NSI Recommendations

Guidelines for Types of Non-Speech Information (NSI)

General Guideline

If a descriptive caption or feature would in any way clarify or enhance the viewer's awareness of the audio, it should be indicated. Consumers prefer that more of such information be included than is often done in current practice.

Background Music

Background music should be indicated, especially if it contributes to the plot or mood of the video. A description of the background music should be given wherever possible.

Sound Effects

Where feasible, a combination of description and onomatopoeia should be used to indicate sound effects. If space or other limitations do not permit the two to be used together, descriptors should be used. Onomatopoeia should not be used alone. A descriptor is particularly important if the source of the sound effect is not obvious from the video.


Continue the practice of using the musical-note icon surrounding the caption. All-caps and upper/lowercase type are equally acceptable for the caption portion.

Multiple Speakers On Screen

Where multiple speakers appear on the screen, placement should be used to distinguish among them. Explicit identification should be used in combination with placement if dialogue is fast, if faces are obscured, if characters are moving, or if other circumstances could confuse the viewer. If the character cannot be identified by name, then a descriptor should be provided. An acceptable format for explicit identification is the character's name or descriptor in upper/lower case, surrounded by parentheses, above the caption and left justified with the caption. Other formats are probably uncontroversial.

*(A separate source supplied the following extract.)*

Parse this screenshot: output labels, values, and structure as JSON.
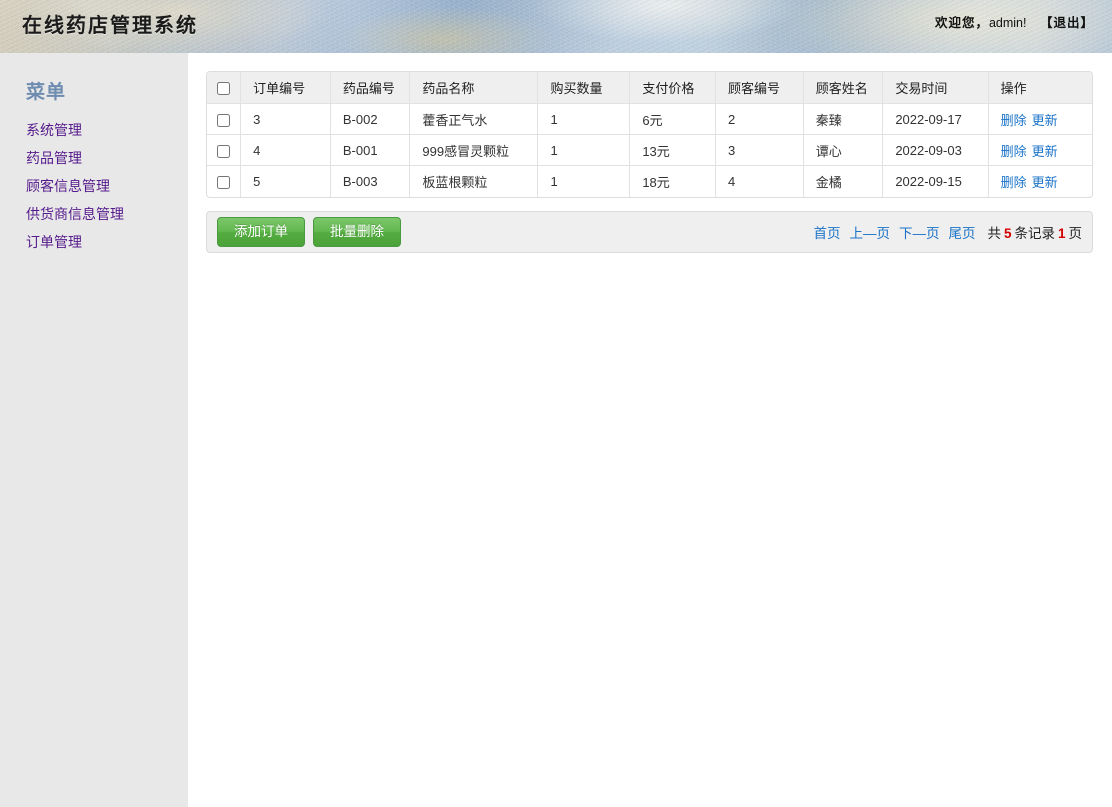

Explicitly identify off-screen narrators, rather than using features, such as italics or color, that require the viewer to interpret the feature/code while reading captions.

Whispered Speech

Whispered lines should be identified as such and combined with upper/lowercase captions.


Indicate with italics the emphasized word(s) within a caption.


Use quotation marks when indicating the title of a book, movie, etc.

Audience Reaction

Audience reaction should be captioned. This is particularly important where the reaction itself becomes part of the plot or comedy. Audience laughter should also be described. (It is possible that repeating the descriptor every time the audience laughs, over the length of an entire sitcom episode, would become annoying. This length of exposure was not tested. Therefore, discretion is advised; but audience laughter should be indicated much more often than is now the industry's practice.)

Conveying Emotion

Where strong emotion is conveyed, the emotion should be described with the caption. This feature should be used especially where strong emotion is not entirely obvious in the facial expression and actions of the speaker. Caption writers may be concerned that this feature could be overused. However, based on consumer feedback, caption writers should use this feature more than is current practice.


Indicate foreign or regional accents with a one-time description at the beginning of the character's lines. (Note: This issue was tested only with a fictional character, and probably should not be generalized to other speakers.)


Puns should be explained briefly when feasible.

Guidelines for Features

General Guideline

Consumers have indicated a preference for explicit description or identification over features that assume understanding on the part of the viewer. Examples of such features, requiring interpretation by the viewer, include: use of italics for the entire caption, color, and upper and lower case type without explanation.


Color was not the preferred method of indication in this study, although it was tested in five different circumstances. Color also tested poorly against placement and speaker identification in an earlier study by King and LaSasso (1993). Color is judged unacceptable by more viewers than are many other features. Note that color in real-time captioning (where other options may be problematic) was not tested. (Color in a digital video environment is being studied further by King and LaSasso in 1994-1996).


Flashing captions were not preferred in the two applications tested in this study, and were unacceptable to an appreciable minority of respondents. Further study may be warranted of whether or how to use this feature.


Paint-on captions were tested in only one context, and they were not preferred. Further study may be warranted of whether or how to use this feature.


Italics were less desirable than explicit definition in several contexts. Italics are widely used and should be used less frequently, as their intent is frequently lost on viewers.


Underlining was the last choice of respondents in the two applications tested. Further study may be warranted of whether or how to use this feature.

Quotation Marks

Quotation marks were preferred (contrasted with italics and underlining) for indicating a title.